Vinton Street Drive way

By Ronald Ahrens

The Vinton Street elevator‘s driveway required the building of plenty of formwork before concrete could be poured. Here we see two men making final preparations. One is sweeping the deck, while the worker at the lower right is perhaps using a tool. The unknown photographer’s shadow intrudes into the lower left part of the frame.

Records show that 17 cubic yards of concrete were allotted for the driveway and the elevator’s work floor. The amount of reinforcing steel was not recorded.

A truck shed was then built. Although we lack a photo of it after completion, the record does show that Johnson Overhead Doors were to be installed, one at each end of the shed. And of course a scale was part of the package.

Linking together preassembled formwork came after pouring an elevator’s slab

Initial formwork for new grain bins at Flagler in 1953.

Initial formwork for Tillotson Construction’s new annex of grain bins at Flagler, Colo., in 1953.

Editor’s note: The following explanation by Charles J. Tillotson helps to answer the question of how a grain elevator is built.

The excavation you see in the picture was dug for the foundation and floor slab of the annex at Flagler.
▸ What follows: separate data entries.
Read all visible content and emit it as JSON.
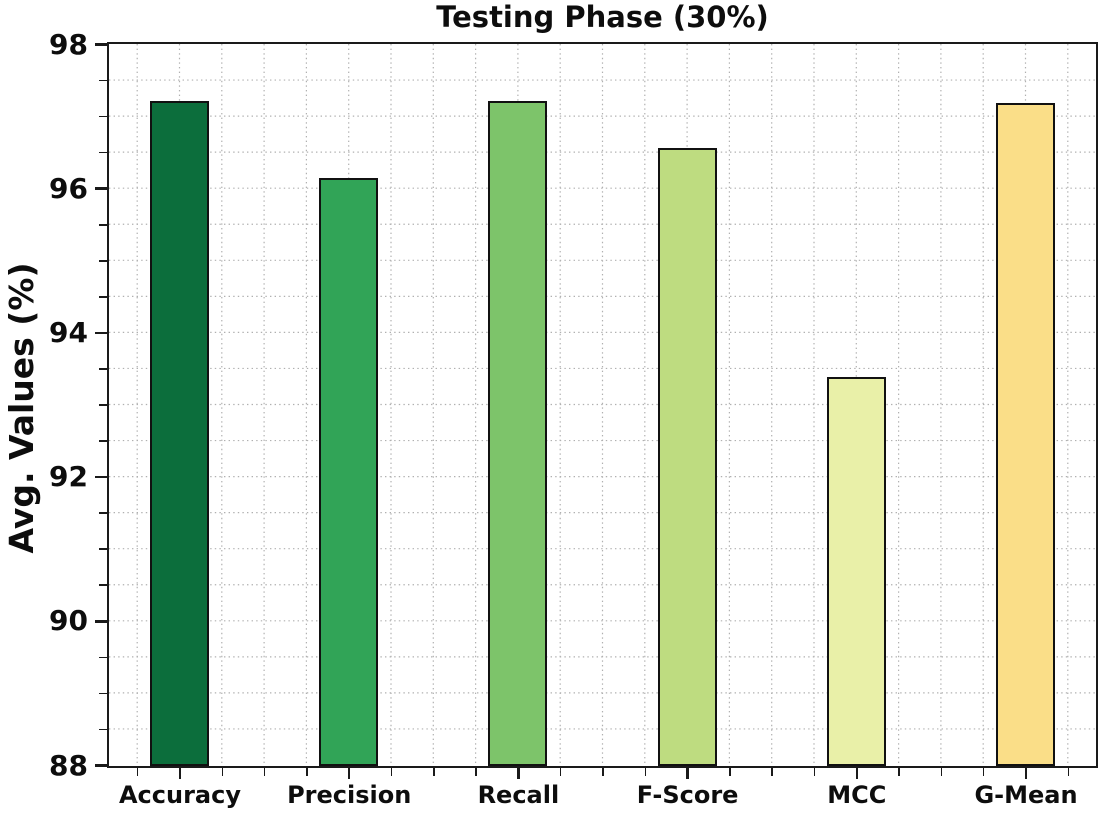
{
  "chart_data": {
    "type": "bar",
    "title": "Testing Phase (30%)",
    "xlabel": "",
    "ylabel": "Avg. Values (%)",
    "categories": [
      "Accuracy",
      "Precision",
      "Recall",
      "F-Score",
      "MCC",
      "G-Mean"
    ],
    "values": [
      97.22,
      96.15,
      97.22,
      96.57,
      93.39,
      97.2
    ],
    "bar_colors": [
      "#0c6e3c",
      "#31a457",
      "#7dc46a",
      "#bedc80",
      "#e9f0a8",
      "#fade88"
    ],
    "bar_edge_color": "#111111",
    "ylim": [
      88,
      98
    ],
    "yticks": [
      88,
      90,
      92,
      94,
      96,
      98
    ],
    "minor_tick_step": 0.5,
    "grid": "dotted",
    "grid_color": "#b0b0b0",
    "legend": "none",
    "background": "#ffffff"
  }
}
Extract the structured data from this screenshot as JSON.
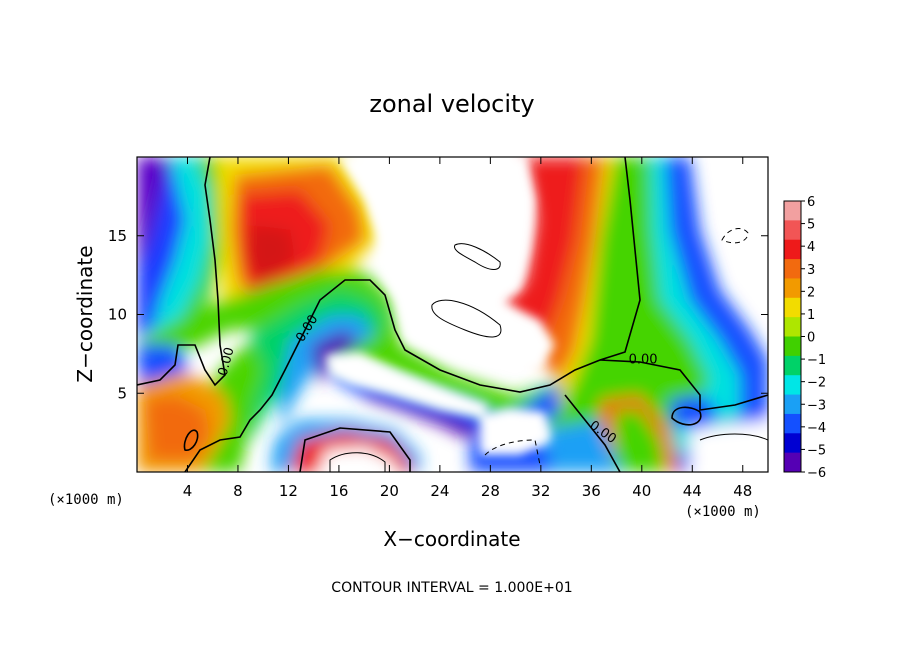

Once the slab is poured, the forms that have been built are moved onto the slab where further carpentry is used to connect all the formwork together and construct the supplemental formwork such as horizontal ribs, jack yokes, et cetera, to make an integral form, all assembled into a uniform unit and capped entirely with a walking deck, also of wood.

Oftentimes the job site did not lend itself to building the major portion of the formwork simultaneously with the excavating and placement of the foundation (lack of space, topography, et cetera). So all of the formwork had to be built in place after the new floor was poured, which slowed the construction time of the overall build-out of the elevator.